Eine stressige, fordernde, aber sehr vielfältige und vielschichte Arbeit, bei der man trotz allem nicht den Spaß verlieren sollte. Dass für das Lesen von neu zu akquirierenden Texten allerdings nur noch wenig Zeit bleibt, kann man sich jetzt gut vorstellen. Und so bleibt dem Lektor nichts Anderes übrig, als Manuskripte mit nach Hause zu nehmen und dort zu lesen. Wochenendlektüre ist dadurch wohl immer gesichert. Im Lektorat zu arbeiten bedeutet eben auch, nie aufzuhören zu arbeiten. Neue innovative Texte können überall lauern, daher sind Lektoren gern auch viel in der kulturellen und literarischen Szene unterwegs. Bei Poetry-Slams oder auf Lesebühnen sind sie auf der Suche nach neuem Stoff für ein Buch.
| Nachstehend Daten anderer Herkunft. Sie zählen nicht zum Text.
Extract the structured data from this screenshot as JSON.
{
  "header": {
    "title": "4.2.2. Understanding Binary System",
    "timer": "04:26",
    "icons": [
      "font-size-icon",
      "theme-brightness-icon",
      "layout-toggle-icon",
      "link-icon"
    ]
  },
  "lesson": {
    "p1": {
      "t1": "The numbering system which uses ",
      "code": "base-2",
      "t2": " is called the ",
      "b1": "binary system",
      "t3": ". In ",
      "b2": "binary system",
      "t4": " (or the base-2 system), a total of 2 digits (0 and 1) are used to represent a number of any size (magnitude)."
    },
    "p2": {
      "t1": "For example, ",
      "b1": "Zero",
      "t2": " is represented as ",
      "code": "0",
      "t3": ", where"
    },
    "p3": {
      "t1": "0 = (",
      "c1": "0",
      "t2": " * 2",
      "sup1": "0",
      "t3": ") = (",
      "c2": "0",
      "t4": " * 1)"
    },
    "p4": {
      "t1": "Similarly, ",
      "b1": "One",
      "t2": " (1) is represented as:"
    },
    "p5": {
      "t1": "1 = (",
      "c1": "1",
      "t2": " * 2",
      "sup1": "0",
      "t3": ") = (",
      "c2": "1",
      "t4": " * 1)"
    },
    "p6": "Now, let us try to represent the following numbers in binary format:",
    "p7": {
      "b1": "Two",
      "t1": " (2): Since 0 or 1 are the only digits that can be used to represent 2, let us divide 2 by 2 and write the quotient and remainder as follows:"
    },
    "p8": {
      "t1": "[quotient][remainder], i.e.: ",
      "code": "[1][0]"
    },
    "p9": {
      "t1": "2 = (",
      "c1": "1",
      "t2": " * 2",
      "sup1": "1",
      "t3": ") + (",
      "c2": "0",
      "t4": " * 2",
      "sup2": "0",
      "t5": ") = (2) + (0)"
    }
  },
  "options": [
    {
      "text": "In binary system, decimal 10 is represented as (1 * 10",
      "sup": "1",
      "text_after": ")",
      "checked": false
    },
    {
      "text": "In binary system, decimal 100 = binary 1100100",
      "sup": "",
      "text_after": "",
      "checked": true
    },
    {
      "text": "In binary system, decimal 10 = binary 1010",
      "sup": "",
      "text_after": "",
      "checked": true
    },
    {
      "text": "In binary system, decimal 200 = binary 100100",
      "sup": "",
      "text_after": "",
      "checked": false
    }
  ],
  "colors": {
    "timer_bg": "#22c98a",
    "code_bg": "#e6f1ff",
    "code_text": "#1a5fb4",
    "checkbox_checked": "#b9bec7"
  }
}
** Fazit: Was bleibt vom Traumberuf?
Es würde wohl niemand widersprechen, dass der Beruf, bei dem Lesen die Hauptaufgabe ist, der Traumberuf schlechthin für jede Leseratte ist. Ich könnte mir nichts schöneres vorstellen. Allein der Gedanke, mitentscheiden zu dürfen, was demnächst viele Leserherzen begeistern soll, finde ich wirklich toll und aufregend. Lesen ist und bleibt der Kern des Lektorats, jedoch wird die Zeit dafür immer geringer, andere Aufgaben nehmen mehr und mehr Zeit in Anspruch und das ist doch schon irgendwie paradox. Nichtsdestotrotz ist die Arbeit mit Büchern eine spannende und vielfältige Arbeit, die viel Herz, Verstand und Leidenschaft erfordert.